La acusación también incluye el delito de defraudación al Estado nacional en el manejo de fondos públicos destinados a asistencia social.

El fiscal federal Gerardo Pollicita solicitó la elevación a juicio oral y público de Eduardo Belliboni, referente del Polo Obrero, junto a otras 17 personas, por presunta extorsión a beneficiarios del plan Potenciar Trabajo.
Según informó el propio fiscal en un dictamen de 279 páginas, la investigación reveló “una estructura delictiva compleja” que durante años aprovechó la vulnerabilidad de miles de beneficiarios de planes sociales.
En el escrito presentado ante el juez federal Sebastián Casanello, Pollicita solicitó que el caso avance a juicio oral, al considerar acreditados los delitos de administración fraudulenta, amenazas coactivas y extorsión.
De acuerdo con la acusación, la organización encabezada por el polémico dirigente exigía a los beneficiarios de planes sociales la entrega de una parte de sus ingresos como condición para no ser dados de baja del programa. El funcionario judicial señaló que este mecanismo les permitió a los acusados “ejercer ilegítimamente poder sobre los beneficiarios para dirigirlos a su voluntad y apropiarse de dinero público destinado a la ayuda social”.
El fiscal detalló que el Polo Obrero administraba al menos 65 mil planes sociales y que el desvío de fondos solo entre agosto de 2023 y febrero de 2024 habría superado los 313 millones de pesos. “Se comprobó que los acusados implementaron un sistema de recaudación obligatoria a expensas de los beneficiarios de planes, quienes temían perder la asistencia del Estado”, explicó.

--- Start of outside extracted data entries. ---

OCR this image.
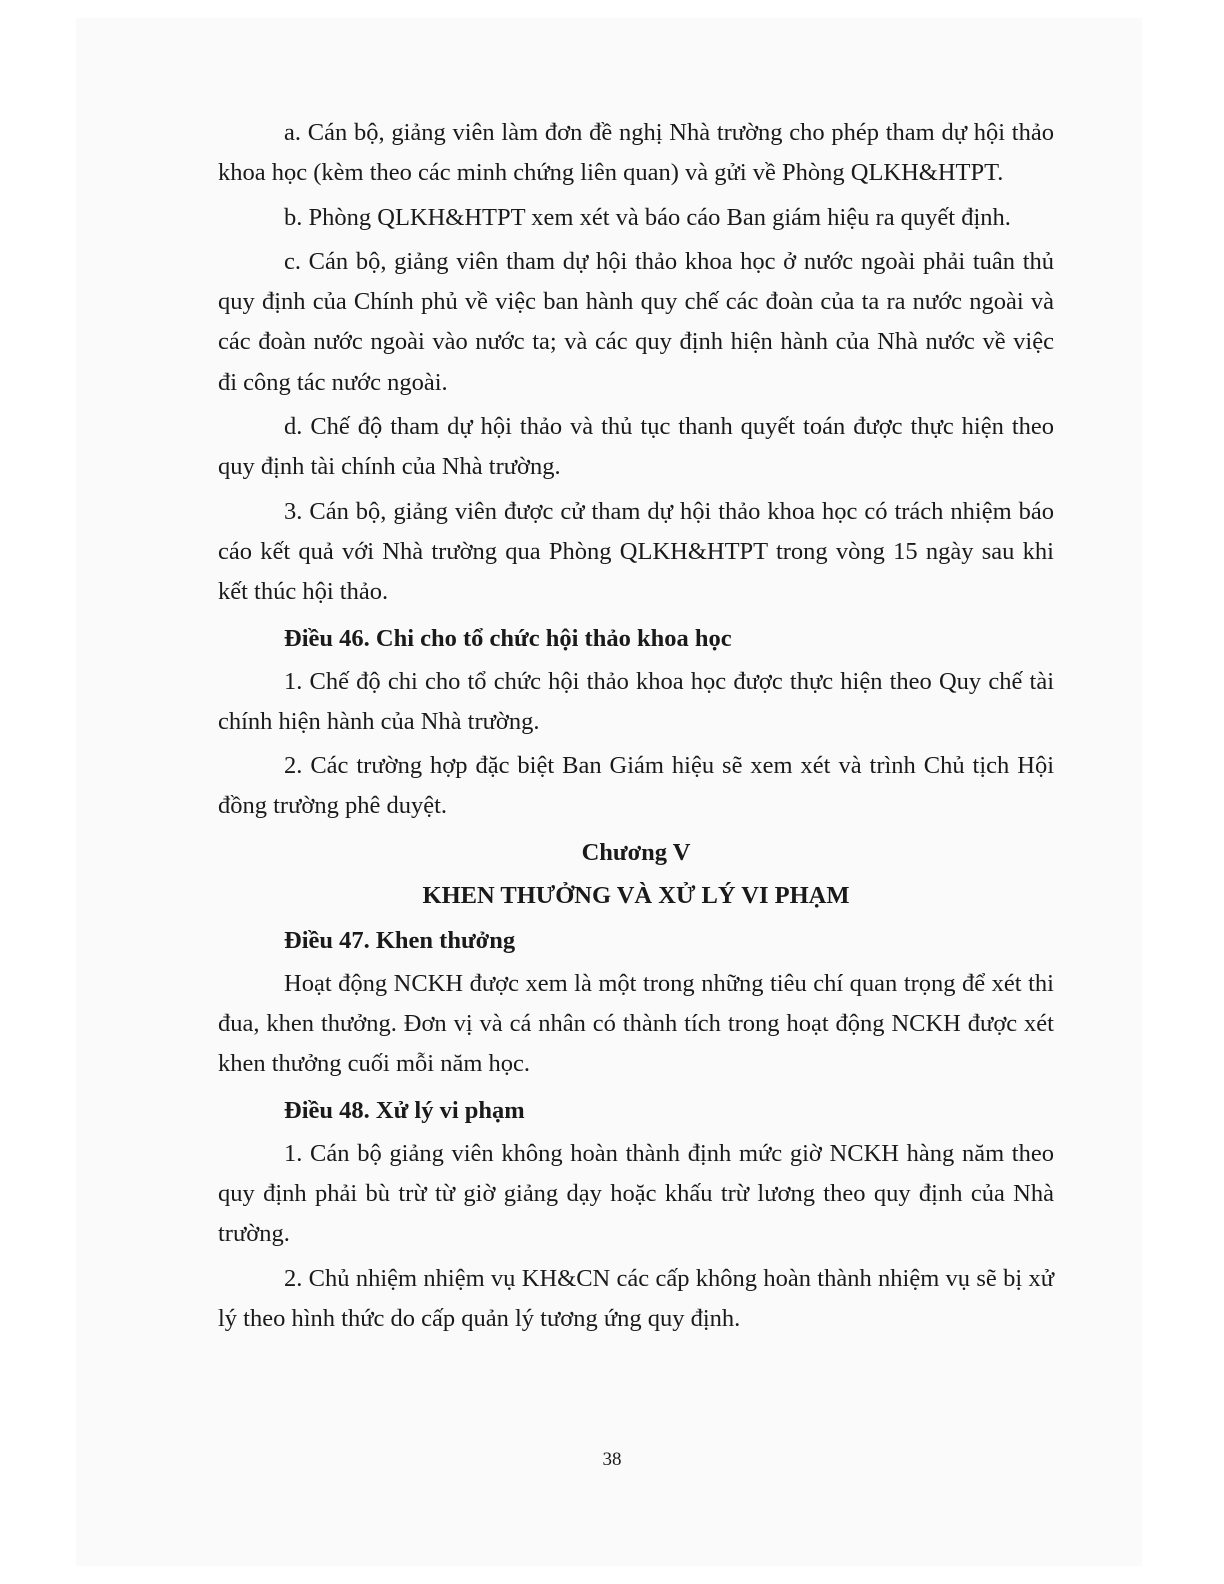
a. Cán bộ, giảng viên làm đơn đề nghị Nhà trường cho phép tham dự hội thảo khoa học (kèm theo các minh chứng liên quan) và gửi về Phòng QLKH&HTPT.

b. Phòng QLKH&HTPT xem xét và báo cáo Ban giám hiệu ra quyết định.

c. Cán bộ, giảng viên tham dự hội thảo khoa học ở nước ngoài phải tuân thủ quy định của Chính phủ về việc ban hành quy chế các đoàn của ta ra nước ngoài và các đoàn nước ngoài vào nước ta; và các quy định hiện hành của Nhà nước về việc đi công tác nước ngoài.

d. Chế độ tham dự hội thảo và thủ tục thanh quyết toán được thực hiện theo quy định tài chính của Nhà trường.

3. Cán bộ, giảng viên được cử tham dự hội thảo khoa học có trách nhiệm báo cáo kết quả với Nhà trường qua Phòng QLKH&HTPT trong vòng 15 ngày sau khi kết thúc hội thảo.

Điều 46. Chi cho tổ chức hội thảo khoa học

1. Chế độ chi cho tổ chức hội thảo khoa học được thực hiện theo Quy chế tài chính hiện hành của Nhà trường.

2. Các trường hợp đặc biệt Ban Giám hiệu sẽ xem xét và trình Chủ tịch Hội đồng trường phê duyệt.

Chương V

KHEN THƯỞNG VÀ XỬ LÝ VI PHẠM

Điều 47. Khen thưởng

Hoạt động NCKH được xem là một trong những tiêu chí quan trọng để xét thi đua, khen thưởng. Đơn vị và cá nhân có thành tích trong hoạt động NCKH được xét khen thưởng cuối mỗi năm học.

Điều 48. Xử lý vi phạm

1. Cán bộ giảng viên không hoàn thành định mức giờ NCKH hàng năm theo quy định phải bù trừ từ giờ giảng dạy hoặc khấu trừ lương theo quy định của Nhà trường.

2. Chủ nhiệm nhiệm vụ KH&CN các cấp không hoàn thành nhiệm vụ sẽ bị xử lý theo hình thức do cấp quản lý tương ứng quy định.

38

La causa judicial comenzó en diciembre de 2023 tras denuncias recibidas en una línea habilitada por el Ministerio de Seguridad. A partir de allí, la fiscalía recabó testimonios de testigos protegidos y ordenó allanamientos en los que se secuestraron documentos clave. Como resultado, el juez Casanello procesó a Belliboni y a los demás acusados, confirmando la Cámara Federal los agravantes en noviembre pasado.
Entre las pruebas reunidas por la fiscalía figuran cuadernos con registros de los aportes exigidos, comunicaciones que refuerzan la hipótesis de extorsión y facturas falsas que habrían sido utilizadas para desviar fondos destinados a formación laboral. Pollicita también destacó que los líderes de la organización recibían una “suerte de salario” que se financiaba con los aportes extorsivos y con fondos estatales.
Conexiones políticas y otras investigaciones en curso
El fiscal también pidió que se investigue el rol de Emilio Pérsico, exfuncionario del Ministerio de Desarrollo Social y líder de Barrios de Pie, dado que la maniobra del Polo Obrero habría contado con la complicidad de funcionarios públicos. En su dictamen, Pollicita resaltó que “sin la connivencia de exautoridades de la Secretaría de Economía Social, este esquema fraudulento no habría sido posible”.

Si bien el pedido de elevación a juicio oral se centra en Belliboni y su entorno más cercano, la investigación continúa abierta para determinar si se cometieron delitos adicionales, como lavado de dinero y asociación ilícita. Casanello deberá evaluar el pedido de Pollicita y resolver si acepta la solicitud de juicio oral, lo que podría marcar un precedente en el manejo de planes sociales en Argentina.
Defensas y estrategia judicial
Belliboni y su defensa han negado las acusaciones y denunciado supuestas irregularidades en la investigación. En su declaración indagatoria, el dirigente del Polo Obrero sostuvo que los aportes de los beneficiarios eran voluntarios y que el gobierno de Javier Milei “orquestó una persecución política” contra los movimientos sociales. Además, su defensa intentó frenar la causa alegando filtraciones indebidas de información por parte del fiscal.